Anthony v. United States

264 F. Supp. 2d 596, 2003 U.S. Dist. LEXIS 8739, 2003 WL 21205283
CourtDistrict Court, N.D. Ohio
DecidedMay 22, 2003
Docket3:03 CV 7095
StatusPublished

This text of 264 F. Supp. 2d 596 (Anthony v. United States) is published on Counsel Stack Legal Research, covering District Court, N.D. Ohio primary law. Counsel Stack provides free access to over 12 million legal documents including statutes, case law, regulations, and constitutions.

Bluebook
Anthony v. United States, 264 F. Supp. 2d 596, 2003 U.S. Dist. LEXIS 8739, 2003 WL 21205283 (N.D. Ohio 2003).

Opinion

MEMORANDUM OPINION AND ORDER

KATZ, District Judge.

This matter is before the Court on Petitioner’s motion for a Certificate of Appeal-ability (Doc. No. 11). For the reasons *598 stated below, Petitioner’s motion will be denied.

Background

On August 25, 1998, James E. Allison, Sr. (“Allison”) and Kenneth Ray Bates (“Bates”) entered a Bank One bank (the “bank”) in Lima, Ohio. Allison brandished a revolver, while Bates lept over the counter and took $ 19,000 in currency, including marked bills.
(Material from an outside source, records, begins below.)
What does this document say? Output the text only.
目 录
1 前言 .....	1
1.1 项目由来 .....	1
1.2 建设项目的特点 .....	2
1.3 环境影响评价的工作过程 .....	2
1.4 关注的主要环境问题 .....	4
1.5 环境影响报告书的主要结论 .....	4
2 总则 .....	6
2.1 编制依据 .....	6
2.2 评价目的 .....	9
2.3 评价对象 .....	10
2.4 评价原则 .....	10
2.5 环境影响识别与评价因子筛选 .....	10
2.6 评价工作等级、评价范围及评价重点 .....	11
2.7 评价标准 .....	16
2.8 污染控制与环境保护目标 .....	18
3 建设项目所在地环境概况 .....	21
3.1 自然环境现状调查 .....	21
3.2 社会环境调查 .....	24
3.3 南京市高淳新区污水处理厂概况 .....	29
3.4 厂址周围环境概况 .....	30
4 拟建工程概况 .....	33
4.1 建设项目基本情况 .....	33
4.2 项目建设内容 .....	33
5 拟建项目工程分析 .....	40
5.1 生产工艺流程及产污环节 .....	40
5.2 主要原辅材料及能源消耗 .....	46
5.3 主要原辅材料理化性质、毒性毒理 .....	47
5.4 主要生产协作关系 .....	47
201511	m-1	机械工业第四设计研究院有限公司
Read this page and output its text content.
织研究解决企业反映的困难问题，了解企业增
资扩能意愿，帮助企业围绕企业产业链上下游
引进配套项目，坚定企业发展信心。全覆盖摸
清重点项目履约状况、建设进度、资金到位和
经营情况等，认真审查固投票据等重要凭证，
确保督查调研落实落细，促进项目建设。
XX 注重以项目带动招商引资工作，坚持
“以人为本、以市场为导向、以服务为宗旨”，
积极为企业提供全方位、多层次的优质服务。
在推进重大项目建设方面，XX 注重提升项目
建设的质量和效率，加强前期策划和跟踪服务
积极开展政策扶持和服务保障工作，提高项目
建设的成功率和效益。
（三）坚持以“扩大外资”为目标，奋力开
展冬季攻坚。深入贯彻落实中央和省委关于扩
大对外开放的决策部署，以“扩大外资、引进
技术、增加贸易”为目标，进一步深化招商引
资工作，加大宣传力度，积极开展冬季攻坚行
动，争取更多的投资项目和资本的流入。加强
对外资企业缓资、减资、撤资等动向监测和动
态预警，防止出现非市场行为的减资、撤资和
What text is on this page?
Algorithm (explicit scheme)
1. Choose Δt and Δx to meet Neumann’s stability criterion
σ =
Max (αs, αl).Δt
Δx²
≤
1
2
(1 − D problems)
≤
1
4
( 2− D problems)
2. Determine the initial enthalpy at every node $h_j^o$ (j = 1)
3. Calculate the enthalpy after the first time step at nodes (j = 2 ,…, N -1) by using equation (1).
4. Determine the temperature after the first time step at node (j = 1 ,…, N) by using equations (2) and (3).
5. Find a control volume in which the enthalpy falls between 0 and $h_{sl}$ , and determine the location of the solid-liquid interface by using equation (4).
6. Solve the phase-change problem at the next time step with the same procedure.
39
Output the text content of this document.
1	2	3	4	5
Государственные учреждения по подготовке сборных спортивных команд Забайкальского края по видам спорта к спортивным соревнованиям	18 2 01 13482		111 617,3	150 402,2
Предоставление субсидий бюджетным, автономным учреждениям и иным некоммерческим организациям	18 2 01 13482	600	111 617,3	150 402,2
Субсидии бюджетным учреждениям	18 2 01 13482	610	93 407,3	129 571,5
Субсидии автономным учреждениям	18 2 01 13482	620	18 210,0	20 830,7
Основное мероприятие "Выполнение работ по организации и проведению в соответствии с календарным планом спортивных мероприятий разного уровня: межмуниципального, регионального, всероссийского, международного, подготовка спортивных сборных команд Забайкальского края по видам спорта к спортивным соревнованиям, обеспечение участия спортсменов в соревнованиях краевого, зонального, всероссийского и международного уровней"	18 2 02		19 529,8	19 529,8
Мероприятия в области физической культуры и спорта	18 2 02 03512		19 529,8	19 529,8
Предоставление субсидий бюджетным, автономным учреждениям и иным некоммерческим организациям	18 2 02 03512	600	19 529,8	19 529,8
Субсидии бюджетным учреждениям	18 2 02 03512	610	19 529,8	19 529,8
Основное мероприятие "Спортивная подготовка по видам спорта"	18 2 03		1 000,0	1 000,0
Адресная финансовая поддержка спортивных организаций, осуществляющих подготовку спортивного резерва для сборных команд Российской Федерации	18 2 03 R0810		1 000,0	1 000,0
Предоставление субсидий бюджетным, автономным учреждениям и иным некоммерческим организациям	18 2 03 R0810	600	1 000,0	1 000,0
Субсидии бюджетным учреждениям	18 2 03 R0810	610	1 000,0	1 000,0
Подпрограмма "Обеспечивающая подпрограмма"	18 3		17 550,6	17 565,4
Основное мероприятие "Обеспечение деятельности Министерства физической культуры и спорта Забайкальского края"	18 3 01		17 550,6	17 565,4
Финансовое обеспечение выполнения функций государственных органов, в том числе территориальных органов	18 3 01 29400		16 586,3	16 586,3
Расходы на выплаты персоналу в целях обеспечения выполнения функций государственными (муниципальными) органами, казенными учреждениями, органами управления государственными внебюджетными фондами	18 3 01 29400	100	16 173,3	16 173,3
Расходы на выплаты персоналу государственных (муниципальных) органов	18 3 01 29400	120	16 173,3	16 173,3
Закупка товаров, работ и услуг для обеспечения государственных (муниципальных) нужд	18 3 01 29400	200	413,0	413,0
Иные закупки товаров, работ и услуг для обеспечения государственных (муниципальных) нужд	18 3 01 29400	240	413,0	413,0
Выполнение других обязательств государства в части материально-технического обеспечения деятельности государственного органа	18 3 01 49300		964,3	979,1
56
Allison and Bates then fled the scene in a blue Chevrolet Nova driven by Petitioner Moses Bernard Anthony (“Anthony”). The three men drove the Nova to a church parking lot approximately one and one-half miles from the bank where two witnesses observed the three switch from the Nova into a black Lincoln. As a result, John Drake (“Drake”), a local police chief, spotted the Lincoln traveling on Interstate 75, and pulled the vehicle over. Before Drake could finish calling for back-up assistance, Anthony appeared from the rear of the Lincoln and fired at Drake. Although one shot penetrated the driver’s side windshield, Drake, who had taken cover, was not injured. Anthony then re-entered the car, which sped off, with Drake in pursuit.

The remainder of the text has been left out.